Due to the large nature of the change, it was split up into smaller components (phases) and planned to be implemented across a rather large window in a single day. We had a need to verify that we had a consistent environment at the end of each of each phase, before moving on to the next. We also needed a tool to rapidly test a multitude of failure scenarios during failover/user acceptance testing. The other requirement is that this testing happen from many perspectives. I needed to not only verify connectivity, but that the flow of traffic in both directions was selecting a consistent path.
Because of these requirements, I decided to use TCL (eventually EEM-TCL) and run the script from the routers and switches themselves. I used this approach, because it wasn’t practical to set up machines at each of these locations to run the script locally. This ended up working incredibly well for our purposes and since I couldn’t find any good pre-built examples of what I was trying to do, I’ve sanitized the script and posted it for others to use. The functional information on how it runs is on the GitHub page. Simply put, the script is pre-configured with a bunch of test targets that have ping and traceroute run against them. Output is simplified so only relevant information is displayed and so you can quickly determine if there is an issue. For the change referenced above, there was about 20-30 different target IP addresses (internal and external) that gave a sampling of the different types of locations/connectivity types.

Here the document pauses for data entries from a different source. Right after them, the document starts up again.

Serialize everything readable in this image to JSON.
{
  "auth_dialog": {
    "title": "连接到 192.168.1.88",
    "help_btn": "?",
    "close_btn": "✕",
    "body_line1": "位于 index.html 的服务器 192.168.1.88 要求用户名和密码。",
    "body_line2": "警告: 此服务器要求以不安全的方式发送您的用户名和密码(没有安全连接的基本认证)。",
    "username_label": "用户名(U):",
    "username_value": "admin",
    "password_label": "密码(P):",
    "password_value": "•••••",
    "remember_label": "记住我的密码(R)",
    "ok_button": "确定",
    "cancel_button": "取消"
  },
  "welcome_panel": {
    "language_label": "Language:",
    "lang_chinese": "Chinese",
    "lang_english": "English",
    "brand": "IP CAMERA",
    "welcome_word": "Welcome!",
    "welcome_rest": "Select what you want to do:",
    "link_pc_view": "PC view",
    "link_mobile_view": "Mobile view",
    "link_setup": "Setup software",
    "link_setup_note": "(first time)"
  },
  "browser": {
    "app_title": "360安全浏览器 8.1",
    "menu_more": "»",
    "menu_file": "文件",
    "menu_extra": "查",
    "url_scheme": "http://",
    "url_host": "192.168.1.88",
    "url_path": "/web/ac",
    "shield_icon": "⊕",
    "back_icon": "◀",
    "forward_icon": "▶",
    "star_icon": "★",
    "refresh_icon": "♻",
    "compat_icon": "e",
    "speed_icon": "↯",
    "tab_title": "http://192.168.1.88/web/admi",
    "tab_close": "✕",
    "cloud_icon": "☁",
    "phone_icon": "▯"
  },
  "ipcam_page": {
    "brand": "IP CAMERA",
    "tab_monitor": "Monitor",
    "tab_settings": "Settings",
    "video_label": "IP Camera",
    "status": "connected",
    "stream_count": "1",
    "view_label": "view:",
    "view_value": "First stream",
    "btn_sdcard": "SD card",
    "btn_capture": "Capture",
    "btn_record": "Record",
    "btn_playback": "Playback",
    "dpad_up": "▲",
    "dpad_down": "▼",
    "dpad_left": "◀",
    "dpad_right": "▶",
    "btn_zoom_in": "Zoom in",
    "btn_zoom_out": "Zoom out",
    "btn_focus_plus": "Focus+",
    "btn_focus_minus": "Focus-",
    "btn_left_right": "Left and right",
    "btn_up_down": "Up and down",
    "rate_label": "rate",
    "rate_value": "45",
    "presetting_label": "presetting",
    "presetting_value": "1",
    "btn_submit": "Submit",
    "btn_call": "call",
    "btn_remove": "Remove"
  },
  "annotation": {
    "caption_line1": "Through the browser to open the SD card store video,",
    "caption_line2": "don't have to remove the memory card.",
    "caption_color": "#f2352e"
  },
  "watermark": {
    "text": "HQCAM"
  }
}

In larger organizations I could see this script could also being used as a level 1 troubleshooting tool. Run the script, and validate against a “known good” output before escalating to an upper tier. Escalation could have a copy of the output which would potentially point to trouble areas in the network. You could also take this script and have it run whatever commands you like. TCL gives you some pretty powerful options for variable handling and output filtering, so this could just be a good starting point on setting up whatever validations you would like to run.